L’ARCIVESCOVO GUGEROTTI IN BIELORUSSIA
L’arcivescovo ha una grande conoscenza della Madonna di Budslau, perché ha partecipato varie volte al festival a lei dedicato quando era nunzio. Le celebrazioni sono dal 2018 patrimonio dell’umanità Unesco. Gugerotti era stato a Budslau anche il 13 dicembre del 2015, al termine del suo servizio di ambasciatore del Papa in Bielorussia. In precedenza, l’allora Presidente del Pontificio Consiglio per il Dialogo interreligioso, il cardinale Jean-Louis Taran, aveva partecipato al Festival di Budslav nelle vesti di inviato pontificio speciale. Era stato nel 2013, in occasione del quattrocentesimo anniversario dell’apparizione dell’icona miracolosa della Madre di Dio a Budslav, mentre vi si era recato l’arcivescovo di Vienna, cardinale Christoph Schonborn OR nel 2016, in occasione del XXV anniversario della fondazione della metropoli di Minsk-Mohilyov.

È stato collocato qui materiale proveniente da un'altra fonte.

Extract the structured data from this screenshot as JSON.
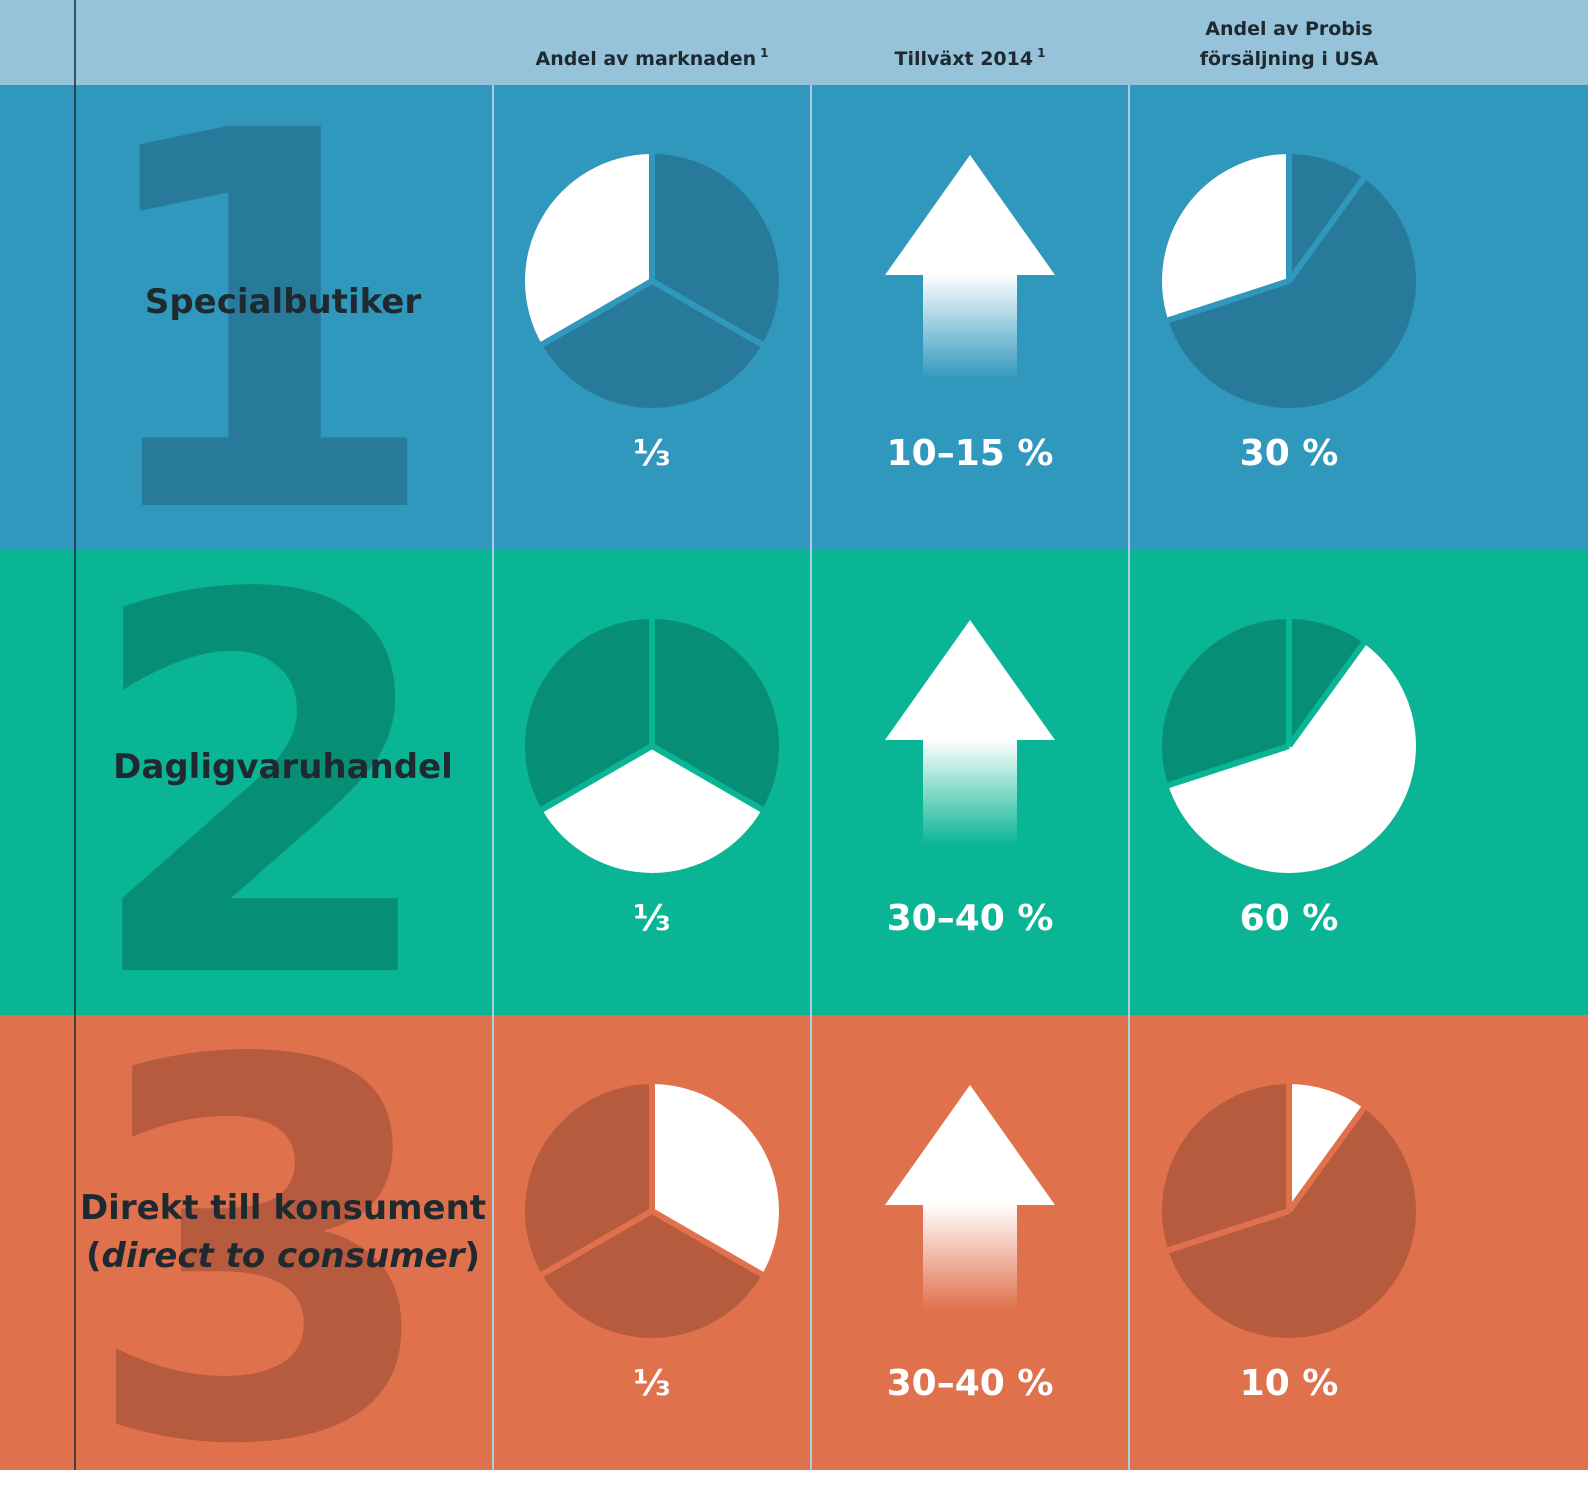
{
  "header": {
    "columns": [
      {
        "text": "Andel av marknaden",
        "note": "1"
      },
      {
        "text": "Tillväxt 2014",
        "note": "1"
      },
      {
        "lines": [
          "Andel av Probis",
          "försäljning i USA"
        ]
      }
    ]
  },
  "rows": [
    {
      "number": "1",
      "label_lines": [
        [
          "Specialbutiker"
        ]
      ],
      "market_share": {
        "value": 33.3,
        "label": "⅓"
      },
      "growth": "10–15 %",
      "probis_share": {
        "value": 30,
        "label": "30 %"
      }
    },
    {
      "number": "2",
      "label_lines": [
        [
          "Dagligvaruhandel"
        ]
      ],
      "market_share": {
        "value": 33.3,
        "label": "⅓"
      },
      "growth": "30–40 %",
      "probis_share": {
        "value": 60,
        "label": "60 %"
      }
    },
    {
      "number": "3",
      "label_lines": [
        [
          "Direkt till konsument"
        ],
        [
          "(",
          "direct to consumer",
          ")"
        ]
      ],
      "market_share": {
        "value": 33.3,
        "label": "⅓"
      },
      "growth": "30–40 %",
      "probis_share": {
        "value": 10,
        "label": "10 %"
      }
    }
  ]
}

IL VIAGGIO DEL CARDINALE GALLAGHER IN MONGOLIA
Tra il 4 e il 6 giugno l’arcivescovo Paul Richard Gallagher, ministro vaticano per i Rapporti con gli Stati, si è recato in Mongolia in occasione di un viaggio programmato da tempo, che tuttavia è stato compiuto immediatamente dopo l’annuncio di quello che Papa Francesco farà nel Paese asiatico dal 31 agosto al 4 settembre. Si tratta della prima visita di un officiale vaticano di alto livello da quando Mongolia e Santa Sede hanno stabilito delle relazioni diplomatiche nel 1992. Il 4 giugno Gallagher ha celebrato la Messa nella cattedrale dei Santi Pietro e Paolo a Ulaanbatar (Ulan Bator, n.d.r.), capitale del paese, dove poi ha incontrato la comunità missionaria locale. Quindi una serie di incontri con le autorità mongole: il 5 giugno Batmunkh Battsetseg, ministro degli esteri, e quindi il premier Luvsannamsrain Oyun-Erden. In particolare, il ministro degli esteri Batmunkh ha presentato al suo omologo vaticano gli obiettivi della politica mongola di sviluppo a lungo termine (denominato “Vision 2025”) e di quello a medio termine (denominato “Nuova rinascita”9, Inoltre, ha effettuato scambi per arricchire il contenuto delle diplomatiche con la Santa Sede.
SFIDE AFFRONTATE DI COMUNE ACCORDO
Gallagher e Batmunkh hanno riaffermato che Vaticano e Mongolia lavoreranno insieme per superare le sfide della desertificazione, il cambiamento climatico e la degradazione del suolo in collaborazione con la comunità internazionale. Il 6 giugno, c’è stato poi l’incontro con il Presidente della Mongolia Ukhnaagiin Khürelsükh. Prima di fare ritorno a Roma, l’arcivescovo Gallagher ha visitato il Chinggis Khan National Museum, una moderna struttura inaugurata lo scorso anno che espone oltre 12.000 reperti storici offrendo un’ampia rassegna sull’impero di Gengis Khan e su quelli successivi.